Premixing the colors helped because I had been feeling like I was flailing and guessing too much mixing colors one at a time. It felt ineffective and inefficient, given my goal of 30 minutes or less on painting these. I didn’t really keep an eye on the clock for this one because I didn’t want to feel rushed while trying out the premixing approach.
Number 38 notes
I took several days off from painting while a friend was visiting, which was a nice break. But it felt great to get my brushes back in action! I picked an onion and head of garlic for this one, switching the location of the light but I didn’t notice how similar the composition was to Number 37. I had fun with this one because I didn’t get obsessed with trying to make the color shapes perfect — I just focused on getting close and making the relationships work. I was excited to see after doing a 2-color posterization effect in Photoshop that the light and shadow families held true. I also think the colors are more interesting because I didn’t over mix the colors on my palette or overwork the brush strokes. I like the variety that resulted in the color shapes and I feel like there’s a hint of warm vs. cool happening that’s intriguing.
Number 39 notes
The seemingly simple arrangement of a lemon and mug on a blue coaster revealed a lot more complexity than I initially thought! When I first started this one I didn’t entirely notice just how many different color shapes there were in the coaster, between the white trim and cast shadows from the lemon and mug. But this was a fantastic exercise to practice seeing the shapes and not the objects. While painting, I didn’t think about cast shadows exactly, rather focusing on the color notes of each shape in those cast shadows. So when I finished, I was delighted to see that the colors I painted really made it look like a shadow that went across the blue coaster and onto the cream-colored cloth that everything sat on.

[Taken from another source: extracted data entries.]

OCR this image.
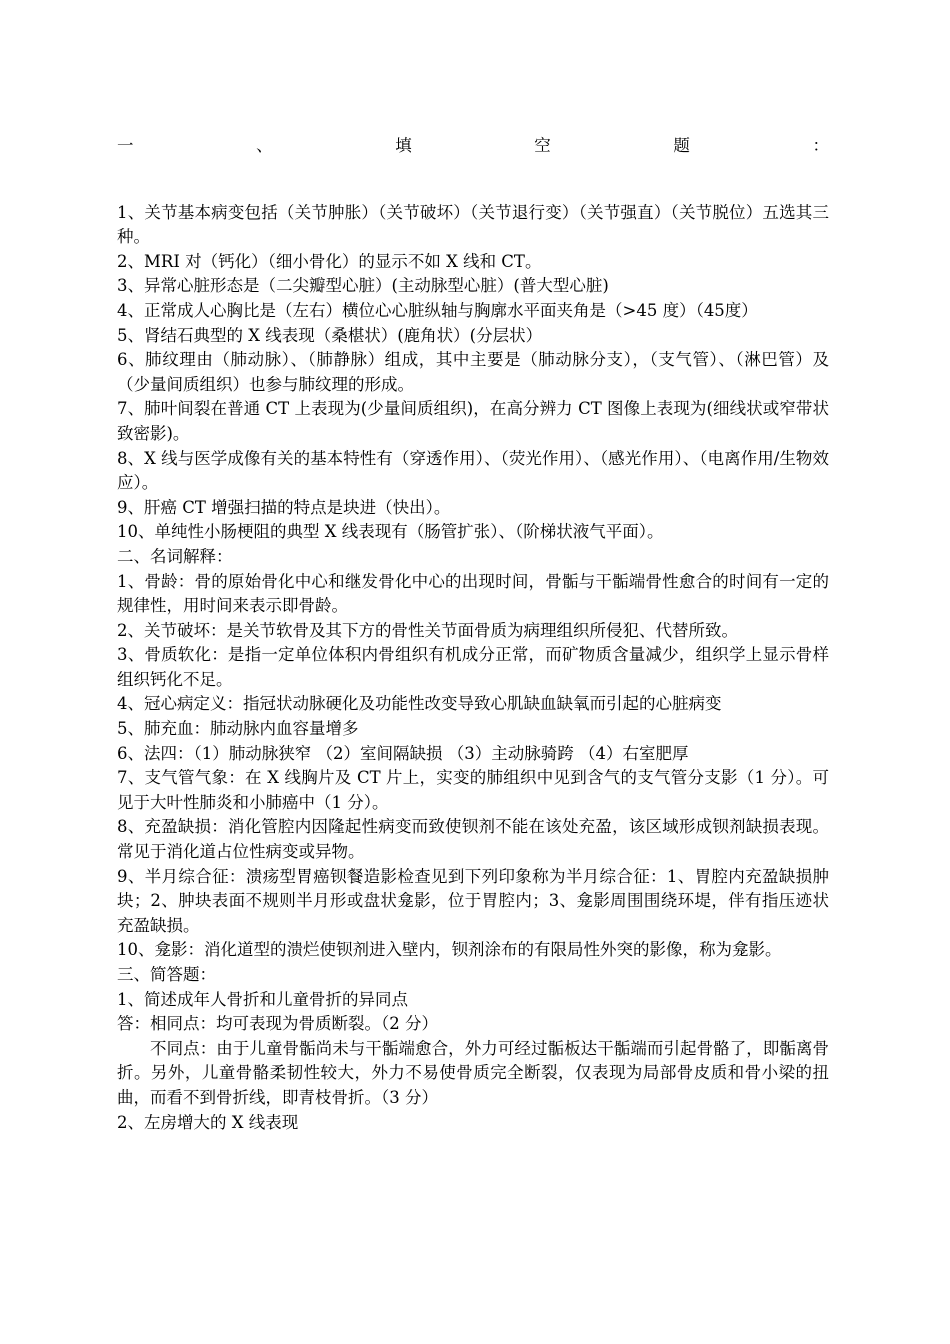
一	、	填	空	题	：

1、关节基本病变包括（关节肿胀）（关节破坏）（关节退行变）（关节强直）（关节脱位）五选其三种。

2、MRI 对（钙化）（细小骨化）的显示不如 X 线和 CT。

3、异常心脏形态是（二尖瓣型心脏）(主动脉型心脏）(普大型心脏)

4、正常成人心胸比是（左右）横位心心脏纵轴与胸廓水平面夹角是（>45 度）（45度）

5、肾结石典型的 X 线表现（桑椹状）(鹿角状）(分层状）

6、肺纹理由（肺动脉）、（肺静脉）组成，其中主要是（肺动脉分支），（支气管）、（淋巴管）及（少量间质组织）也参与肺纹理的形成。

7、肺叶间裂在普通 CT 上表现为(少量间质组织)，在高分辨力 CT 图像上表现为(细线状或窄带状致密影)。

8、X 线与医学成像有关的基本特性有（穿透作用）、（荧光作用）、（感光作用）、（电离作用/生物效应）。

9、肝癌 CT 增强扫描的特点是块进（快出）。

10、单纯性小肠梗阻的典型 X 线表现有（肠管扩张）、（阶梯状液气平面）。

二、名词解释：

1、骨龄：骨的原始骨化中心和继发骨化中心的出现时间，骨骺与干骺端骨性愈合的时间有一定的规律性，用时间来表示即骨龄。

2、关节破坏：是关节软骨及其下方的骨性关节面骨质为病理组织所侵犯、代替所致。

3、骨质软化：是指一定单位体积内骨组织有机成分正常，而矿物质含量减少，组织学上显示骨样组织钙化不足。

4、冠心病定义：指冠状动脉硬化及功能性改变导致心肌缺血缺氧而引起的心脏病变

5、肺充血：肺动脉内血容量增多

6、法四：（1）肺动脉狭窄 （2）室间隔缺损 （3）主动脉骑跨 （4）右室肥厚

7、支气管气象：在 X 线胸片及 CT 片上，实变的肺组织中见到含气的支气管分支影（1 分）。可见于大叶性肺炎和小肺癌中（1 分）。

8、充盈缺损：消化管腔内因隆起性病变而致使钡剂不能在该处充盈，该区域形成钡剂缺损表现。常见于消化道占位性病变或异物。

9、半月综合征：溃疡型胃癌钡餐造影检查见到下列印象称为半月综合征：1、胃腔内充盈缺损肿块；2、肿块表面不规则半月形或盘状龛影，位于胃腔内；3、龛影周围围绕环堤，伴有指压迹状充盈缺损。

10、龛影：消化道型的溃烂使钡剂进入壁内，钡剂涂布的有限局性外突的影像，称为龛影。

三、简答题：

1、简述成年人骨折和儿童骨折的异同点

答：相同点：均可表现为骨质断裂。（2 分）

不同点：由于儿童骨骺尚未与干骺端愈合，外力可经过骺板达干骺端而引起骨骼了，即骺离骨折。另外，儿童骨骼柔韧性较大，外力不易使骨质完全断裂，仅表现为局部骨皮质和骨小梁的扭曲，而看不到骨折线，即青枝骨折。（3 分）

2、左房增大的 X 线表现
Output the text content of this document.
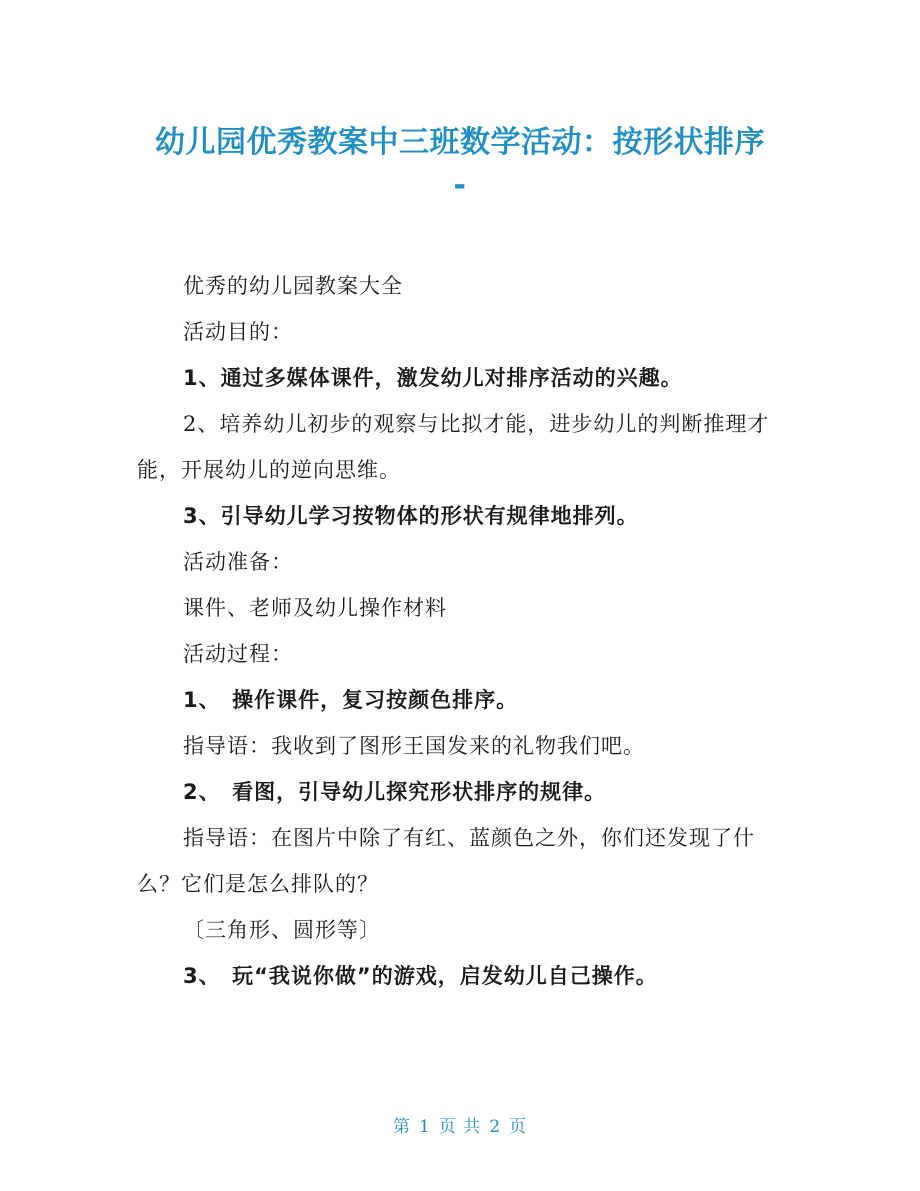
幼儿园优秀教案中三班数学活动：按形状排序
-

优秀的幼儿园教案大全

活动目的：

1、通过多媒体课件，激发幼儿对排序活动的兴趣。

2、培养幼儿初步的观察与比拟才能，进步幼儿的判断推理才能，开展幼儿的逆向思维。

3、引导幼儿学习按物体的形状有规律地排列。

活动准备：

课件、老师及幼儿操作材料

活动过程：

1、　操作课件，复习按颜色排序。

指导语：我收到了图形王国发来的礼物我们吧。

2、　看图，引导幼儿探究形状排序的规律。

指导语：在图片中除了有红、蓝颜色之外，你们还发现了什么？它们是怎么排队的？

〔三角形、圆形等〕

3、　玩“我说你做”的游戏，启发幼儿自己操作。

第 1 页 共 2 页
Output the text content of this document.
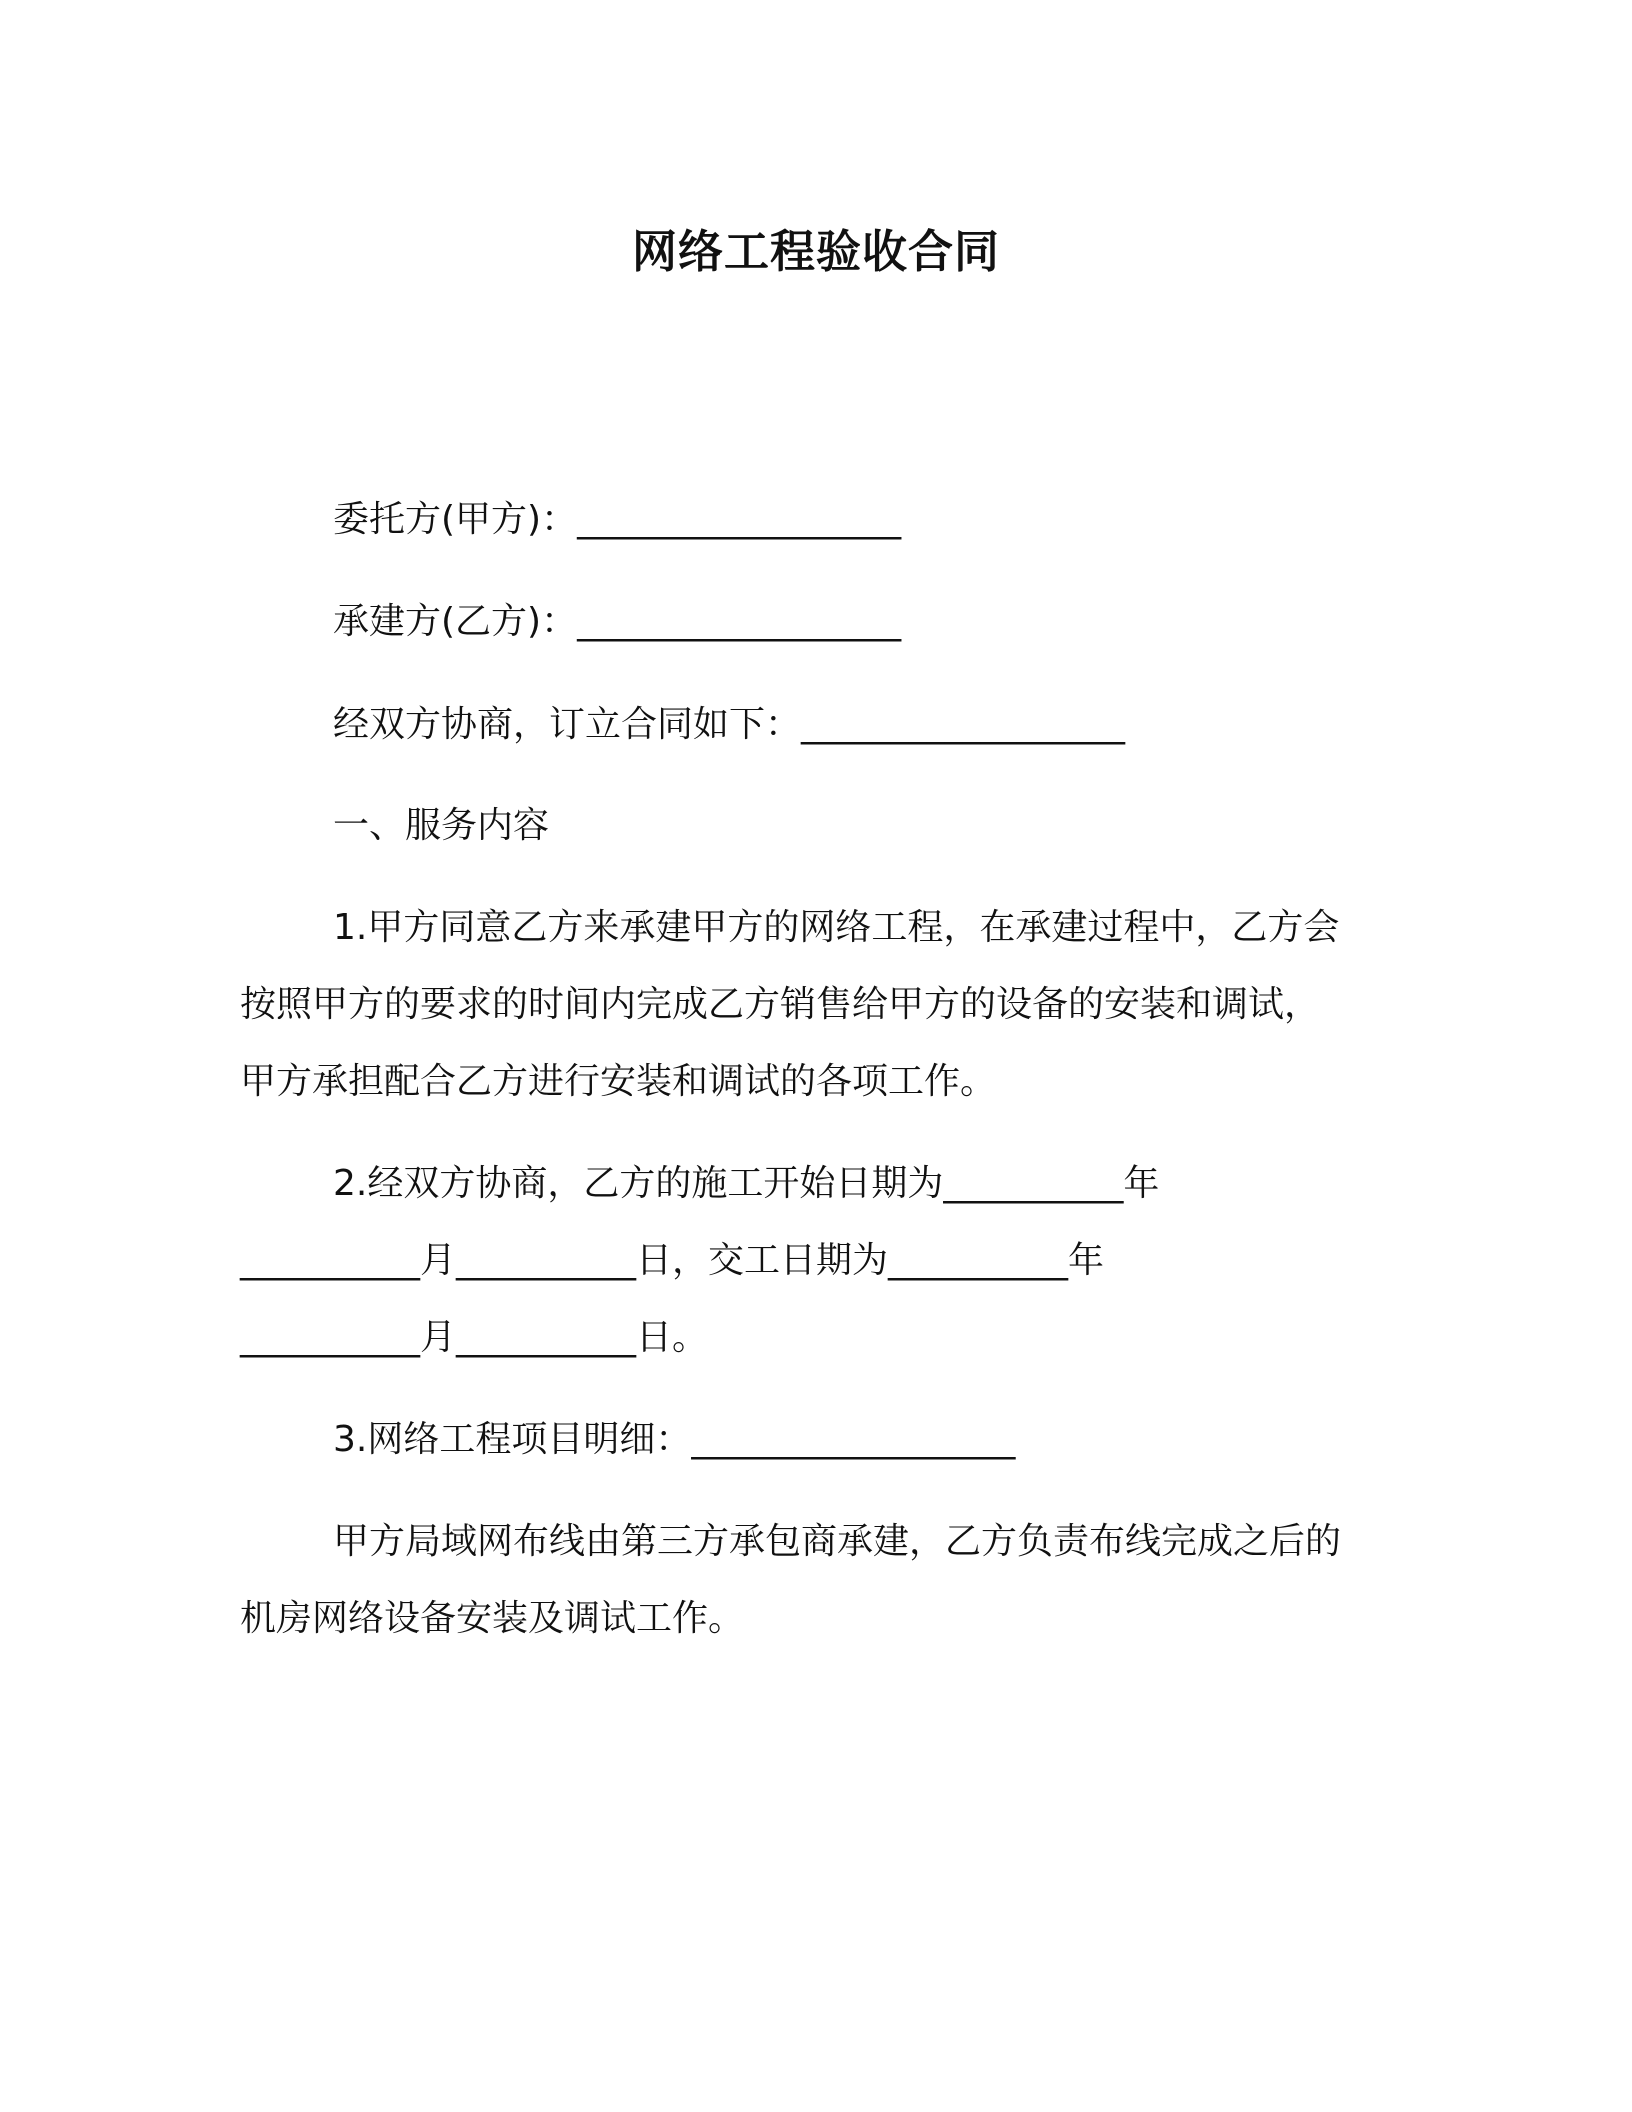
网络工程验收合同
委托方(甲方)：__________________
承建方(乙方)：__________________
经双方协商，订立合同如下：__________________
一、服务内容
1.甲方同意乙方来承建甲方的网络工程，在承建过程中，乙方会
按照甲方的要求的时间内完成乙方销售给甲方的设备的安装和调试，
甲方承担配合乙方进行安装和调试的各项工作。
2.经双方协商，乙方的施工开始日期为__________年
__________月__________日，交工日期为__________年
__________月__________日。
3.网络工程项目明细：__________________
甲方局域网布线由第三方承包商承建，乙方负责布线完成之后的
机房网络设备安装及调试工作。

I wish the parts of the mug in the light family were lighter — they fall too much into the shadow family. I also think the lemon would work much better if the background color were different because it really gets lost due to the similarities in value.
Number 40 notes
More dramatic cropping with this one, but it’s a little difficult to tell what the object on the left is. I’m happy with the light and shadow families because the values read well. I wonder what it would take to make the lemon look more like a lemon…
Number 40 feels like a milestone! I’m happy to be shaking up the still life objects and may need to hit the produce aisle just for some new things to paint.